Son kahramanımız da “deli olmalı” dediğim çılgın bir iş insanı. Ürgüp Ortahisar’da masallarda olacak kadar güzel bir otel yaratmış. Otel kelimesi bu masalsı yeri anlatmaya yeter mi emin değilim. Sen 142 ev ve 3 konağı satın al, dönüştür, yeni bir yaşam merkezi, bir mahalle yarat. Bu dönüşümden 84 odalı olağanüstü bir otel çıkart. Zeminde içi toprakla doldurulmuş bir şapel keşfet ve o şapeli gün yüzüne çıkart. Bürokrasi hazretlerini dize getir, hiçbir zorluğa boyun eğme. Böyle bir işi ancak bir “deli” yapabilir. Ülkemizin daha fazla böyle delilere ihtiyacı var. Vahap Bey Malatyalı bir iş insanı. Ülkenin birçok ilinde yatırımlar yap, Londra’da Paris’te şirketler kur. Hiperaktif, proaktif, çılgın, maceraperest, sevgi dolu, mütevazi ve çok kararlı. Kararlılığı ülkenin mutlu geleceğini güzelleştirebilmek adına. Birçok sektörde işleri var. Üretimin, ihracatın tam göbeğinde. Ne yaparsa en iyisini yapmaya odaklanmış. Enerjisine yetişebilen yok. Birlikte çalıştığı iş arkadaşlarının hepsinin yüzü gülüyor, hepsi işlerini kendi işleri gibi sahiplenmişler. Yılbaşı gecesi saat 24:00’de Vahap Bey tüm çalışanlarını topladı, hepsi birbirlerine sarıldılar ve yılbaşına el ele, gönül gönüle birlikte girdiler. Görülesi bir andı. Böylesi bir mutluluğa şahit olmanın keyfini yaşadım. Vahap Bey kendi kodlamalarını keşfetmiş, keşfettiklerini de sevgiyle çevresindekilerle paylaşmayı başarmış. Bu da üretime, başarıya, mutluluğa, ülkemize katkıya dönmüş.

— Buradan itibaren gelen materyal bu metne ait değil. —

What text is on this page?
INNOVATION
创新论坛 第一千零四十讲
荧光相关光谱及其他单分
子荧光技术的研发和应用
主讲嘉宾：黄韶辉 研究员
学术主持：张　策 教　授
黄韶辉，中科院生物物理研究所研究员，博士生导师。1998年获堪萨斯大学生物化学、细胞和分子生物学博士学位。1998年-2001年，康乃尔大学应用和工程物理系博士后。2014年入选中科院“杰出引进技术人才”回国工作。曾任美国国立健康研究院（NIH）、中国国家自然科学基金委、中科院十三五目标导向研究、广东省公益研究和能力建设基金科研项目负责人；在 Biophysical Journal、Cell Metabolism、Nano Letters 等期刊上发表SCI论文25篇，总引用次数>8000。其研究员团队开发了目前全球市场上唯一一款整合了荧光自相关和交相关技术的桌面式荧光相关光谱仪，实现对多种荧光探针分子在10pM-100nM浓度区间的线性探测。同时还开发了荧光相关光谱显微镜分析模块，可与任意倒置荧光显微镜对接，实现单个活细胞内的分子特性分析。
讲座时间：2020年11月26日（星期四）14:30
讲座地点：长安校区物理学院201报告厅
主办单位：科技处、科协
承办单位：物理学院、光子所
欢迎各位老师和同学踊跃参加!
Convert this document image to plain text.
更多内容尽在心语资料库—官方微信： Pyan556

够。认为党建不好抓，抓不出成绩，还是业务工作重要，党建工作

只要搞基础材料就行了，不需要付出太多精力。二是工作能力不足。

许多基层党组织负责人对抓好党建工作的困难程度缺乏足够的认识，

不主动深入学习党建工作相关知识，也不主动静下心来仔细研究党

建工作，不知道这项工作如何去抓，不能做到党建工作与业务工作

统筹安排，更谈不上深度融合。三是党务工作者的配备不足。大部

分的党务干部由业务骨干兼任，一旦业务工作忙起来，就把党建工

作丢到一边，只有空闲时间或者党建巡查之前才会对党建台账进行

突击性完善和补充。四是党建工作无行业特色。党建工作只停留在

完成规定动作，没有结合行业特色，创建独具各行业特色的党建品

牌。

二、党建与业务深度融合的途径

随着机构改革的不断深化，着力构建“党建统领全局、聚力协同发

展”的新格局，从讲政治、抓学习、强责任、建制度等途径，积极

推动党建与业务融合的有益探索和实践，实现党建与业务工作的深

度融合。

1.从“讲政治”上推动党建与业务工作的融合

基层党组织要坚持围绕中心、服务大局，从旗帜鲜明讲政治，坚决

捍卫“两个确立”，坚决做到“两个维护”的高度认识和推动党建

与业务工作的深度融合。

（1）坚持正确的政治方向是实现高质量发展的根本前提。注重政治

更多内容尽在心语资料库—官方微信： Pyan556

Eğitim politikalarınız modaya endeksliyse üretiminiz de katma değer üretmiyor. Hiçbir alanda rekabetçi ürün üretemiyorsunuz.
Kodlama işe yaramaz mı? Elbette yarar. Çocuklarda mantık kavramını oturtur, planlama becerilerini artırır, muhakeme yeteneğini geliştirir. Ama bunları geliştirmenin onlarca farklı yolu var. Yeter ki çocukların ilgi alanlarını doğru belirleyin ve o ilgi alanlarına uygun eğitimleri modern bilimin ışığında tasarlayın. Kodlamayı, robot teknolojisini öğretelim ama meyve sebze üretmeyi, sanatı, çömlek yapmayı, saç kesmeyi, ekmek yapmayı, saat tamir etmeyi, tesisatçılığı, hayvancılığı, mücevher tasarımcılığını, balıkçılığı, demiri işlemeyi, duvar ustalığını, edebiyatı, Türkçe konuşup, anlayabilmeyi, kitap okumayı, çocuk yetiştirmeyi, çevreye saygılı olmayı, dans etmeyi, insanları sevmeyi de öğretelim. Gençlerimiz “Hüseyin Usta” gibi, sevgili rehberimiz Ömer Bey gibi, iş insanı Vahap Bey gibi mutlu olsunlar, ne yaparlarsa aşkla yapsınlar, ülkemize değer katmak için yapsınlar, yapalım… Onlar mutlu olsunlar ki ülkemiz de mutlu olsun. Onlar ayaklarının üstünde sapasağlam durabilsinler ki, ülkemiz de güçlü olsun.